I went walleye fishing last year on lake erie on a charter, We all caught Our limit. I also caught some nice steelhead, but the Skipper killed them all and threw them back in. When asked why, He said I don't like em. I'm going again in July, if I'm lucky enough to hook steelhead , I want to keep them to eat. My questions are: Why didn't He like them?Are they good to eat? And with the new Ohio smoking ban , are We still allowed to smoke on the boat.


----------



## njsimonson (Sep 24, 2002)

I am quite certain that is wanton waste in almost any state. I know some fish can be annoying (hammer handle pike, etc.) but to kill and throw back legit gamefish like steelhead? I know I wouldn't return to fish with that guide again. Seems devoid of ethics to me. :eyeroll:


----------



## mallard (Mar 27, 2002)

Are you sure they were not sheepshead?Steelhead are one of the most prized fish in the great lakes. In fact, most people choose to release them(in Minnesota it is illeagal to keep wild steelhead).
God I hope Madison does not read this! :******:


----------



## njsimonson (Sep 24, 2002)

Ah geez. Yeah, that would explain it.

Did the fish look like THIS?










If so, they were steelhead.

If the fish were short and stumpy - they were sheepshead. Members of the minnow family.


----------



## mallard (Mar 27, 2002)




----------



## Madison (Mar 1, 2002)

mallard said:


> Are you sure they were not sheepshead?Steelhead are one of the most prized fish in the great lakes. In fact, most people choose to release them(in Minnesota it is illeagal to keep wild steelhead).
> God I hope Madison does not read this! :ticked:


I would definitely turn this guy in if indeed he is intentionally killing steelhead.....
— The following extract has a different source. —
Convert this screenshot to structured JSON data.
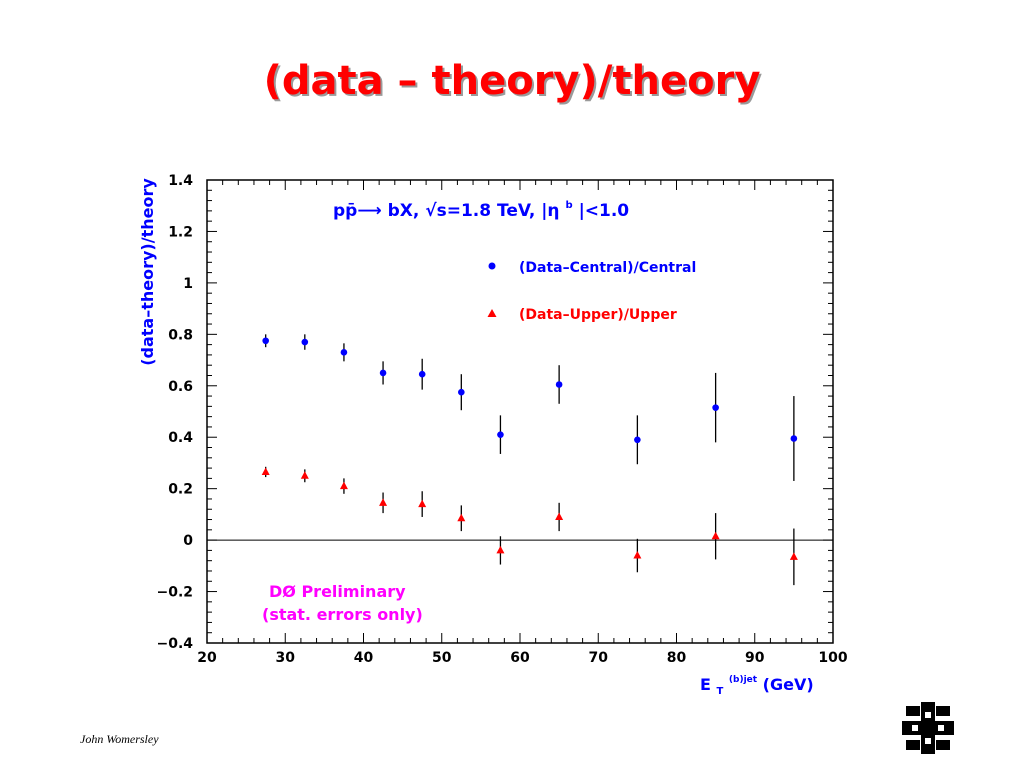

Mallard sweet pic of a chromer!! :beer:


----------



## mallard (Mar 27, 2002)

Madison, I am heading out to the big pond starting the middle of july.
Are you game this year?


----------



## cincyman (Jun 15, 2007)

You could be right about the sheephead ,since I am a rookie.I'll be back on the same boat on june 30th, so I'll be dialed in to what is going on. Thanks guys! :beer:


----------



## Ac_EsS (Jul 3, 2007)

cincy man,
let me know what his charter buisness name is i will gett a hold of some of my friends that work at odnr and have them keep a close eye on him. steele head are starting to make a good comabe in lake erie. especially around sandusky and vermillion


----------